ICE Aggressively Hunting Predators in NJ, U.S. [AUDIO]
Predator crimes are at a "pandemic level," according to U.S. Immigration and Customs Enforcement in Newark, and officials everywhere are aggressively addressing the issue.
Nationwide, a record number of child predators were arrested in fiscal year 2012. Nearly 9,000 individuals have been arrested since 2003 for child sexual exploitation and abuse.
"Last year, we arrested 24 individuals who were either trafficking images of children being sexually abused, or who were actively abusing children," said Andrew McLees, Special Agent in Charge with Homeland Security Investigations (HSI) in Newark. "I don't think there's anywhere that's truly safe from predators."
In addition to locating and prosecuting the perpetrators, HSI special agents have recently started a special focus on identifying and rescuing victims.
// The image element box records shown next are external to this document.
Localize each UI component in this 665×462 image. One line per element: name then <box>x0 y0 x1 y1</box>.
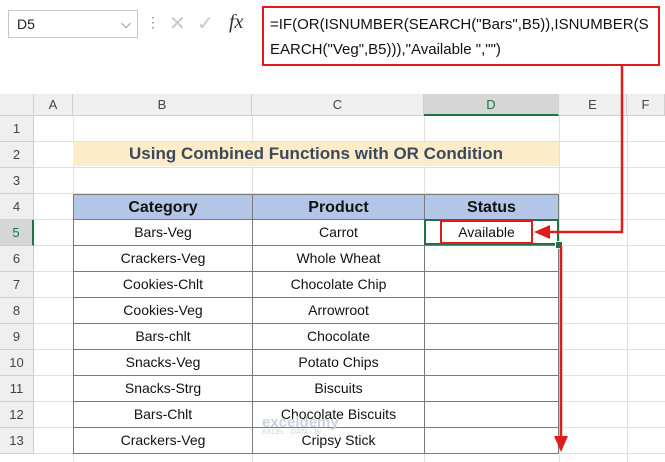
column-header-b[interactable]: B <box>73 94 252 116</box>
row-header-1[interactable]: 1 <box>0 116 34 142</box>
row-header-2[interactable]: 2 <box>0 142 34 168</box>
more-options-icon[interactable]: ⋮ <box>146 14 160 31</box>
cancel-icon[interactable]: ✕ <box>169 11 186 36</box>
cell-category[interactable]: Snacks-Strg <box>73 375 253 402</box>
cell-product[interactable]: Carrot <box>252 219 425 246</box>
column-header-e[interactable]: E <box>559 94 627 116</box>
cell-status[interactable] <box>424 349 559 376</box>
cell-category[interactable]: Crackers-Veg <box>73 427 253 454</box>
cell-product[interactable]: Whole Wheat <box>252 245 425 272</box>
formula-buttons: ✕ ✓ fx <box>163 8 256 40</box>
select-all-corner[interactable] <box>0 94 34 116</box>
column-header-d[interactable]: D <box>424 94 559 116</box>
row-header-11[interactable]: 11 <box>0 376 34 402</box>
cell-category[interactable]: Snacks-Veg <box>73 349 253 376</box>
cell-category[interactable]: Crackers-Veg <box>73 245 253 272</box>
fill-handle[interactable] <box>555 241 563 249</box>
header-product[interactable]: Product <box>252 194 425 220</box>
cell-product[interactable]: Chocolate Chip <box>252 271 425 298</box>
row-header-13[interactable]: 13 <box>0 428 34 454</box>
row-header-8[interactable]: 8 <box>0 298 34 324</box>
cell-status[interactable] <box>424 323 559 350</box>
cell-status[interactable] <box>424 297 559 324</box>
row-header-10[interactable]: 10 <box>0 350 34 376</box>
column-header-a[interactable]: A <box>34 94 73 116</box>
chevron-down-icon[interactable]: ⌵ <box>121 16 131 32</box>
header-status[interactable]: Status <box>424 194 559 220</box>
cell-product[interactable]: Potato Chips <box>252 349 425 376</box>
cell-product[interactable]: Chocolate <box>252 323 425 350</box>
column-header-c[interactable]: C <box>252 94 424 116</box>
cell-status[interactable] <box>424 375 559 402</box>
sheet-title[interactable]: Using Combined Functions with OR Conditi… <box>73 142 559 166</box>
cell-category[interactable]: Bars-Chlt <box>73 401 253 428</box>
cell-status[interactable] <box>424 271 559 298</box>
formula-bar: D5 ⌵ ⋮ ✕ ✓ fx =IF(OR(ISNUMBER(SEARCH("Ba… <box>0 0 665 90</box>
row-header-6[interactable]: 6 <box>0 246 34 272</box>
cell-category[interactable]: Cookies-Veg <box>73 297 253 324</box>
watermark: exceldemy EXCEL · DATA · BI <box>262 414 339 436</box>
check-icon[interactable]: ✓ <box>197 11 214 36</box>
cell-category[interactable]: Cookies-Chlt <box>73 271 253 298</box>
cell-status[interactable] <box>424 427 559 454</box>
row-header-4[interactable]: 4 <box>0 194 34 220</box>
cell-status[interactable] <box>424 401 559 428</box>
row-header-3[interactable]: 3 <box>0 168 34 194</box>
header-category[interactable]: Category <box>73 194 253 220</box>
name-box-value: D5 <box>17 16 35 32</box>
cell-status[interactable] <box>424 245 559 272</box>
row-header-9[interactable]: 9 <box>0 324 34 350</box>
column-header-f[interactable]: F <box>627 94 665 116</box>
row-header-5[interactable]: 5 <box>0 220 34 246</box>
name-box[interactable]: D5 ⌵ <box>8 10 138 38</box>
cell-product[interactable]: Arrowroot <box>252 297 425 324</box>
status-result-highlight[interactable]: Available <box>440 220 533 244</box>
cell-category[interactable]: Bars-chlt <box>73 323 253 350</box>
row-header-7[interactable]: 7 <box>0 272 34 298</box>
formula-input[interactable]: =IF(OR(ISNUMBER(SEARCH("Bars",B5)),ISNUM… <box>262 6 660 66</box>
cell-category[interactable]: Bars-Veg <box>73 219 253 246</box>
insert-function-icon[interactable]: fx <box>229 11 243 34</box>
row-header-12[interactable]: 12 <box>0 402 34 428</box>
cell-product[interactable]: Biscuits <box>252 375 425 402</box>
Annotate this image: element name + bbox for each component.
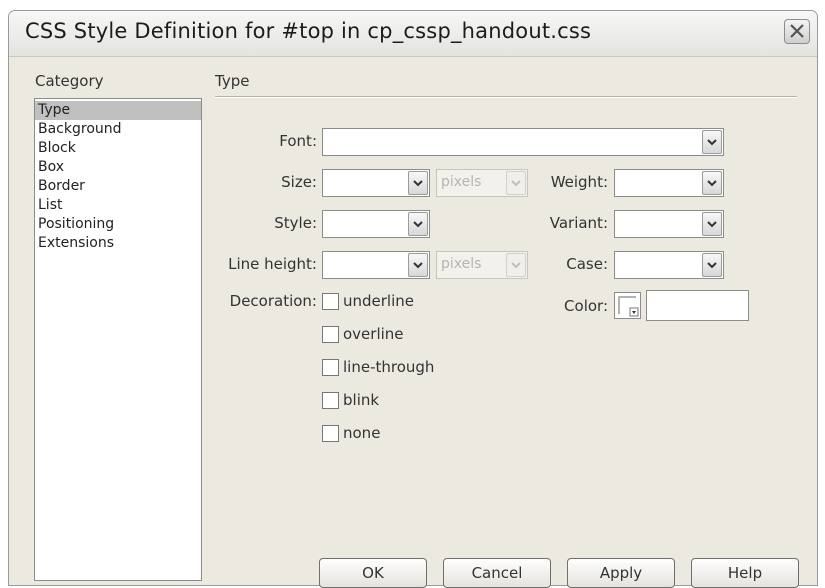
color-swatch-icon [618, 296, 639, 317]
variant-label: Variant: [549, 214, 608, 232]
size-select[interactable] [322, 169, 430, 197]
weight-select[interactable] [614, 169, 724, 197]
line-through-label[interactable]: line-through [343, 358, 434, 376]
blink-checkbox[interactable] [322, 392, 339, 409]
css-style-definition-dialog: CSS Style Definition for #top in cp_cssp… [8, 10, 818, 588]
size-unit-dropdown-button [506, 171, 526, 195]
none-checkbox[interactable] [322, 425, 339, 442]
variant-select[interactable] [614, 210, 724, 238]
case-dropdown-button[interactable] [702, 253, 722, 277]
weight-label: Weight: [550, 173, 608, 191]
font-select[interactable] [322, 128, 724, 156]
close-button[interactable] [784, 19, 810, 44]
category-item-extensions[interactable]: Extensions [35, 234, 201, 253]
chevron-down-icon [707, 139, 717, 146]
chevron-down-icon [707, 221, 717, 228]
category-item-block[interactable]: Block [35, 139, 201, 158]
font-label: Font: [279, 132, 317, 150]
chevron-down-icon [707, 262, 717, 269]
overline-label[interactable]: overline [343, 325, 404, 343]
category-item-positioning[interactable]: Positioning [35, 215, 201, 234]
chevron-down-icon [413, 221, 423, 228]
decoration-label: Decoration: [229, 292, 317, 310]
color-value-input[interactable] [646, 290, 749, 321]
size-label: Size: [281, 173, 317, 191]
category-item-box[interactable]: Box [35, 158, 201, 177]
line-height-unit-dropdown-button [506, 253, 526, 277]
ok-button[interactable]: OK [319, 558, 427, 588]
panel-header: Type [215, 72, 250, 90]
style-select[interactable] [322, 210, 430, 238]
weight-dropdown-button[interactable] [702, 171, 722, 195]
header-divider [215, 96, 797, 98]
chevron-down-icon [413, 180, 423, 187]
color-picker-button[interactable] [614, 292, 641, 319]
blink-label[interactable]: blink [343, 391, 379, 409]
size-dropdown-button[interactable] [408, 171, 428, 195]
apply-button[interactable]: Apply [567, 558, 675, 588]
category-item-list[interactable]: List [35, 196, 201, 215]
line-height-label: Line height: [228, 255, 317, 273]
underline-label[interactable]: underline [343, 292, 414, 310]
close-icon [790, 24, 804, 38]
line-through-checkbox[interactable] [322, 359, 339, 376]
line-height-select[interactable] [322, 251, 430, 279]
cancel-button[interactable]: Cancel [443, 558, 551, 588]
chevron-down-icon [707, 180, 717, 187]
help-button[interactable]: Help [691, 558, 799, 588]
chevron-down-icon [511, 262, 521, 269]
category-item-border[interactable]: Border [35, 177, 201, 196]
category-item-type[interactable]: Type [35, 101, 201, 120]
line-height-unit-select: pixels [436, 251, 528, 279]
underline-checkbox[interactable] [322, 293, 339, 310]
size-unit-select: pixels [436, 169, 528, 197]
category-item-background[interactable]: Background [35, 120, 201, 139]
title-bar[interactable]: CSS Style Definition for #top in cp_cssp… [9, 11, 817, 57]
category-list[interactable]: Type Background Block Box Border List Po… [34, 98, 202, 581]
dialog-title: CSS Style Definition for #top in cp_cssp… [25, 19, 592, 43]
category-header: Category [35, 72, 104, 90]
variant-dropdown-button[interactable] [702, 212, 722, 236]
line-height-dropdown-button[interactable] [408, 253, 428, 277]
chevron-down-icon [511, 180, 521, 187]
chevron-down-icon [413, 262, 423, 269]
none-label[interactable]: none [343, 424, 380, 442]
font-dropdown-button[interactable] [702, 130, 722, 154]
style-dropdown-button[interactable] [408, 212, 428, 236]
case-select[interactable] [614, 251, 724, 279]
case-label: Case: [566, 255, 608, 273]
style-label: Style: [274, 214, 317, 232]
color-label: Color: [564, 297, 608, 315]
overline-checkbox[interactable] [322, 326, 339, 343]
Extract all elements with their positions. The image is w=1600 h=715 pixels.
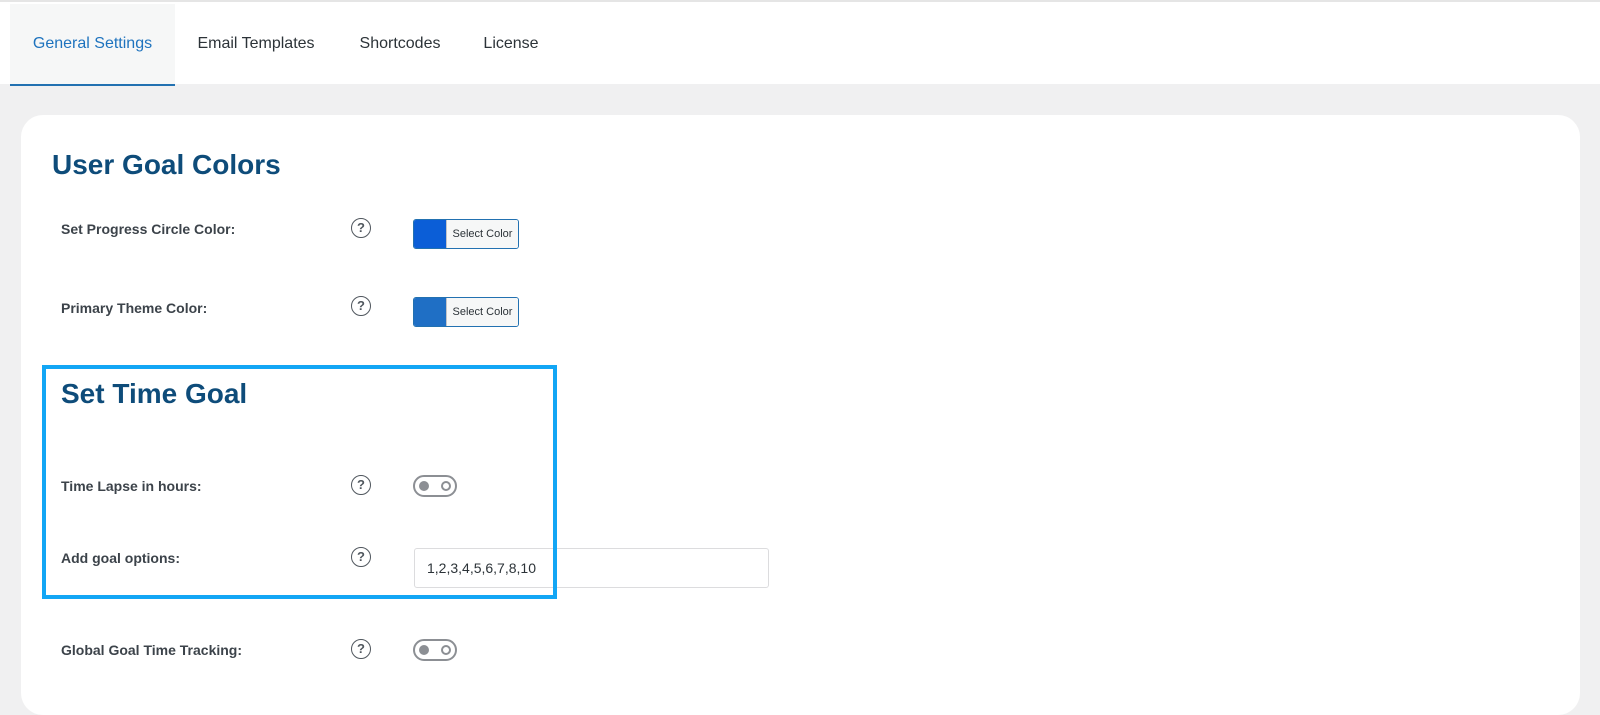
help-icon[interactable]: ? xyxy=(351,639,371,659)
color-swatch xyxy=(414,298,446,326)
tab-general-settings[interactable]: General Settings xyxy=(10,4,175,86)
tab-email-templates[interactable]: Email Templates xyxy=(185,4,327,86)
tab-shortcodes[interactable]: Shortcodes xyxy=(350,4,450,86)
primary-theme-color-button[interactable]: Select Color xyxy=(413,297,519,327)
global-goal-time-tracking-toggle[interactable] xyxy=(413,639,457,661)
toggle-off-indicator xyxy=(441,481,451,491)
toggle-knob xyxy=(419,645,429,655)
help-icon[interactable]: ? xyxy=(351,547,371,567)
label-progress-circle-color: Set Progress Circle Color: xyxy=(61,221,236,237)
label-primary-theme-color: Primary Theme Color: xyxy=(61,300,208,316)
toggle-knob xyxy=(419,481,429,491)
label-time-lapse-hours: Time Lapse in hours: xyxy=(61,478,202,494)
settings-card xyxy=(21,115,1580,715)
select-color-label: Select Color xyxy=(446,220,518,248)
settings-tab-bar: General Settings Email Templates Shortco… xyxy=(0,0,1600,86)
section-title-user-goal-colors: User Goal Colors xyxy=(52,149,281,180)
time-lapse-toggle[interactable] xyxy=(413,475,457,497)
progress-circle-color-button[interactable]: Select Color xyxy=(413,219,519,249)
help-icon[interactable]: ? xyxy=(351,475,371,495)
toggle-off-indicator xyxy=(441,645,451,655)
section-title-set-time-goal: Set Time Goal xyxy=(61,378,248,409)
select-color-label: Select Color xyxy=(446,298,518,326)
help-icon[interactable]: ? xyxy=(351,296,371,316)
color-swatch xyxy=(414,220,446,248)
label-global-goal-time-tracking: Global Goal Time Tracking: xyxy=(61,642,243,658)
help-icon[interactable]: ? xyxy=(351,218,371,238)
label-add-goal-options: Add goal options: xyxy=(61,550,180,566)
tab-license[interactable]: License xyxy=(475,4,547,86)
goal-options-input[interactable] xyxy=(414,548,769,588)
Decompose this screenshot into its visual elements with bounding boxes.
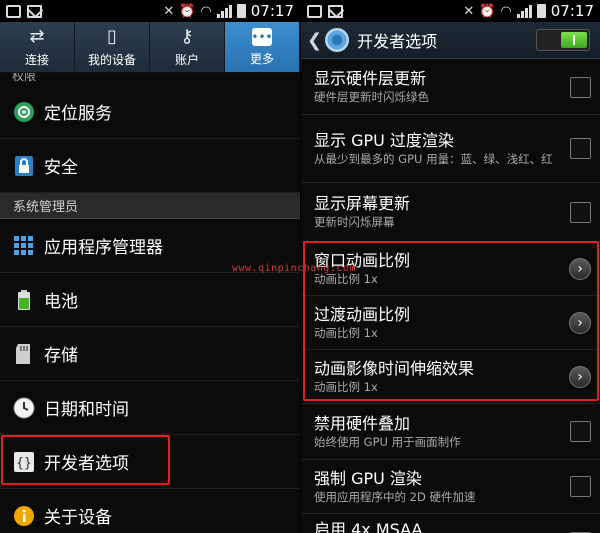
checkbox[interactable] <box>570 138 591 159</box>
list-item-label: 应用程序管理器 <box>44 238 163 258</box>
tab-label: 连接 <box>24 52 49 67</box>
sd-card-icon <box>13 343 35 365</box>
checkbox[interactable] <box>570 476 591 497</box>
setting-subtitle: 从最少到最多的 GPU 用量：蓝、绿、浅红、红 <box>314 151 553 166</box>
battery-icon <box>13 289 35 311</box>
setting-show-hw-layer-updates[interactable]: 显示硬件层更新硬件层更新时闪烁绿色 <box>301 60 600 115</box>
setting-show-screen-updates[interactable]: 显示屏幕更新更新时闪烁屏幕 <box>301 183 600 242</box>
list-item-location[interactable]: 定位服务 <box>0 85 300 139</box>
tab-my-device[interactable]: ▯ 我的设备 <box>75 22 150 72</box>
tab-more[interactable]: ••• 更多 <box>225 22 300 72</box>
more-dots-icon: ••• <box>251 27 273 46</box>
system-manager-section-header: 系统管理员 <box>0 193 300 219</box>
mail-notification-icon <box>27 4 42 18</box>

Operation Sunflower, launched in November, identified 123 victims of child sexual exploitation across the world. Of that number, 44 children were directly rescued from their abusers.
"We do it through sophisticated software, and special training on how to use that software to match up pictures of kids who might otherwise be unidentifiable," explained McLees.
A spike in predators has been fueled largely by the Internet, a venue in which children and adults can mingle by a single click of the mouse.
McLees advised parents, "If your children are out there online, you need to be engaged with them, and you need to understand what they're looking at and who they are talking to."
He said parents have to maintain an open dialogue with their children, so if they get involved with an unfortunate situation online or elsewhere, they will feel comfortable coming to their parents for help.